The majority of criminal offences in Queensland carry maximum penalties of two years or more
imprisonment. This amendment would mean that most people charged with an offence would be
remanded in custody pending the final determination of their matter unless they can show cause that
their detention is not justified. I will give members an example of how ridiculous this amendment is and
how ill thought out and ill conceived it is.
In 1985 I acted for 17 defendants arising out of one particular incident during the SEQEB dispute.
Those defendants were charged with a variety of offences that would have been caught by this
legislation if it had been the law then. There were 17 defendants. The hearing of the charges was
adjourned at the request of the prosecution on eight separate occasions spanning over more than six
months. All of those defendants had families and had to try to earn a living. But according to the shadow
attorney-general, the 17 of them should have been locked up for six months. How ridiculous! Finally, we
ran into a visiting magistrate who was absolutely disgusted by the abuse of process. On the ninth
application for an adjournment all charges were dismissed and costs were awarded against the police.
But if the members opposite had their way, these 17 people-17 innocent people-against whom there
was not a skerrick of evidence would have done six months.
This amendment is a direct attack on the presumption of innocence, which is one of the most
important planks of our justice system. In the example that I have just given members, under
these amendments 17 innocent men would have done over six months in prison.
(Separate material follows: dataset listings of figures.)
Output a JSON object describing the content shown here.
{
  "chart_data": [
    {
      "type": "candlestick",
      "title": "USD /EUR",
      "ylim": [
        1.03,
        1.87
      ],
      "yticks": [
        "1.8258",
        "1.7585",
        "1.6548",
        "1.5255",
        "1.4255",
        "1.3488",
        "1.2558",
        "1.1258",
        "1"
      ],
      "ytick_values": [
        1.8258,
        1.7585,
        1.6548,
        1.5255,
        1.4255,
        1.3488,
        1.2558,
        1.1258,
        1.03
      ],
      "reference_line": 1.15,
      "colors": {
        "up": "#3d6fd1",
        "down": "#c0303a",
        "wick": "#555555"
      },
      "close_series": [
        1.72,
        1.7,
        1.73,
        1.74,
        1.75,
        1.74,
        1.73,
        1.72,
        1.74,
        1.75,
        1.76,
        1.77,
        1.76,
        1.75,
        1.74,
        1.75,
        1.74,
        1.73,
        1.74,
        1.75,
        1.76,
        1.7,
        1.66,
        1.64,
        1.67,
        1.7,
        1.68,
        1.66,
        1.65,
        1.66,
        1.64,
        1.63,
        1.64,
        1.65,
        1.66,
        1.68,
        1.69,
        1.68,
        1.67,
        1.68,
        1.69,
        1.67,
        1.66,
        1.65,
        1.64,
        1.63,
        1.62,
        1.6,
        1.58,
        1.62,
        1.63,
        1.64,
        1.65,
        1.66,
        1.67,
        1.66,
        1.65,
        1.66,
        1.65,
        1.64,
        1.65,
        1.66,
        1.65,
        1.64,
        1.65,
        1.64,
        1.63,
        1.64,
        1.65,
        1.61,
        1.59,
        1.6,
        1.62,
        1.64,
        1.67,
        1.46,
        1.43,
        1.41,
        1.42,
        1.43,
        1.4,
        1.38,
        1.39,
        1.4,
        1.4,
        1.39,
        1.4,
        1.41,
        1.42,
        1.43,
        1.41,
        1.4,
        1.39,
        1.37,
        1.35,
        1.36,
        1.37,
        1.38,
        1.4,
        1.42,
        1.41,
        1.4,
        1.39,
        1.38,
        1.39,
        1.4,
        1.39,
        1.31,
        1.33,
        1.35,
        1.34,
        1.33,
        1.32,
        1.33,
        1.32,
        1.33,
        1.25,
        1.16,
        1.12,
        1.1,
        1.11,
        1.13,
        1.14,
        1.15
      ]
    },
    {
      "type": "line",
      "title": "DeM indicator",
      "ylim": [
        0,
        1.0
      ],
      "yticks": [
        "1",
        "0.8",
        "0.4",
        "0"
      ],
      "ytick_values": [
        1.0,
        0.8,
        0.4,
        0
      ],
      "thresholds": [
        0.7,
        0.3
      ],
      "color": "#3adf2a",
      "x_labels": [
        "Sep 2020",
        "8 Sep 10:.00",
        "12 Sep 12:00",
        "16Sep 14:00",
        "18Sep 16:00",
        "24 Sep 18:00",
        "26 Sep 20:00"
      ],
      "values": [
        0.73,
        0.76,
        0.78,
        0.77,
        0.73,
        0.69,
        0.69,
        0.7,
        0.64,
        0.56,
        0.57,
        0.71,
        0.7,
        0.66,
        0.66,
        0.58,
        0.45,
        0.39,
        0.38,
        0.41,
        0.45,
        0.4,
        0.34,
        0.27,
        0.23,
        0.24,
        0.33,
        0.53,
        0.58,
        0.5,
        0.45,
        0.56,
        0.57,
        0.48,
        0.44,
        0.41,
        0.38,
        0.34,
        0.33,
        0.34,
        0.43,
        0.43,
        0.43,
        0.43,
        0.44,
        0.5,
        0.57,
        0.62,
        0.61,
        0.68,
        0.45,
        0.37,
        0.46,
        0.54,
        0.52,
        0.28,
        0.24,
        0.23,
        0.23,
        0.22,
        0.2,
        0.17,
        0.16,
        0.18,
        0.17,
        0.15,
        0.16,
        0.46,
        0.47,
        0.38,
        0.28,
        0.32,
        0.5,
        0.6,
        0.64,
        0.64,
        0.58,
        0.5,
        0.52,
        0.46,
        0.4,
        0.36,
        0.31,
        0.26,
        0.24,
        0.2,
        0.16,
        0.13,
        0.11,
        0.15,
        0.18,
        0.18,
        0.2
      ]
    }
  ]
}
This amendment would unnecessarily increase and complicate the number of bail applications and magistrates courts
would grind to a halt. It also would adversely affect the diversionary programs.
I do not know where this legislation has come from. It has come out of the head of someone who
has never, ever practised in the area of criminal law. As the Premier said many times when she was Deputy Premier, this is the best resourced but laziest opposition in Queensland's history. If any further proof of that statement was required, one only has to look at this particular bill, which I strongly oppose.